New novel is flashback to earlier times

Memory’s Keep
By James Everett Kibler
Pelican Publishing Company
$22

UGA Professor of English James Everett Kibler is known for his lyrical and poignant tales of Southern agrarianism and his critical examinations of the modern world.

In his latest novel, Memory’s Keep, the same themes are explored in the story of Mister Pink Suber, whose five children have moved away after the death of his wife.

Alone, 94-year-old Suber continues tending to his land and livestock while mentoring his young neighbor and friend, Trig Tinsley, in the ways of farming and the ways of life.
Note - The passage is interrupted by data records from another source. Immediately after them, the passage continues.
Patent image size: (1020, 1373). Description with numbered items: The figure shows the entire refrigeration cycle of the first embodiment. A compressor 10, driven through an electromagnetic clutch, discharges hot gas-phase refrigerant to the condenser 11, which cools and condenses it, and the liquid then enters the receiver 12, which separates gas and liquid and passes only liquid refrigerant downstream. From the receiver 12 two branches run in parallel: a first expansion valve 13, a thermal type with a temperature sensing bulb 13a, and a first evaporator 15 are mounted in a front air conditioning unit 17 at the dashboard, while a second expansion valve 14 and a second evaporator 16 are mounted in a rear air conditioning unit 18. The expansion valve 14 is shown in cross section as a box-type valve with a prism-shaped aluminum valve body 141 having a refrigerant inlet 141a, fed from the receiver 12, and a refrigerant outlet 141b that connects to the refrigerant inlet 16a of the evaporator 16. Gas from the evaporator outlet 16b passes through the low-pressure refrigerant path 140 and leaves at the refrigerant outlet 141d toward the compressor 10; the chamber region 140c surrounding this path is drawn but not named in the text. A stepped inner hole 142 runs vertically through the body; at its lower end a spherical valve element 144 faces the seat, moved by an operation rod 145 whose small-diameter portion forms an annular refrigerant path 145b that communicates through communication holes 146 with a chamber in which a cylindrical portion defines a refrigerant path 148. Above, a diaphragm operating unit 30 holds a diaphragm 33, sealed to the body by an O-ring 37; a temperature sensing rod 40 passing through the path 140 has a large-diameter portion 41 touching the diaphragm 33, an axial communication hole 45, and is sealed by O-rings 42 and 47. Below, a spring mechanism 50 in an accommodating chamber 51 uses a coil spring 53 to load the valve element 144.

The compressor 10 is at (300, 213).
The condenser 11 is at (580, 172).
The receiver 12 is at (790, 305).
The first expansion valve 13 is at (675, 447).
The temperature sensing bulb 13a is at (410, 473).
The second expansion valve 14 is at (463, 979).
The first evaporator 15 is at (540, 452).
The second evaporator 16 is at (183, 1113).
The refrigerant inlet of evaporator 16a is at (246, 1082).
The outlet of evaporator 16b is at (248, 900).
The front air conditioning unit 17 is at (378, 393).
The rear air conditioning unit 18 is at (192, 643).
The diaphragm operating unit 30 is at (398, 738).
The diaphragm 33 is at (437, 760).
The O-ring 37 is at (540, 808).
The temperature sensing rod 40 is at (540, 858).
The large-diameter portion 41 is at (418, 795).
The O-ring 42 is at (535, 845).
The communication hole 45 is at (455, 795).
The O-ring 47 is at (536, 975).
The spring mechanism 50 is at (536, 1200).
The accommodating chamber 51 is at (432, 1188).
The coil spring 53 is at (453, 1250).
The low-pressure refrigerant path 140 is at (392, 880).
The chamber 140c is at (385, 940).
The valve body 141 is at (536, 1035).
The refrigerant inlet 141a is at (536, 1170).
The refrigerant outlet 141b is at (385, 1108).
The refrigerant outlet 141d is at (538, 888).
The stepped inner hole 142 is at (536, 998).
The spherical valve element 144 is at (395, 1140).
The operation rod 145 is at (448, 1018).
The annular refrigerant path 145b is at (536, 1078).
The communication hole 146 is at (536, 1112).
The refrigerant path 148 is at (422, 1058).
Written in the loose style of Chaucer’s Canterbury Tales or Sherwood Anderson’s Winesburg, Ohio, Kibler’s Memory’s Keep is a nostalgic and bittersweet flashback, revealing the formative experiences of Tinsley, the unforgettable curmudgeon at the center of Walking Toward Home, Kibler’s previous novel, which is also set in Southern California’s Clay Bank County.

Memory’s Keep exceeds Trig’s individual life, taking readers back over a century and a half ago to a time when daily life was more tangibly tied to the land.

The novel also contains a world full of sacredness and steadfastness rooted in Kibler’s deep connection to nature, farming and the sensibilities of the agrarian Celtic imagination.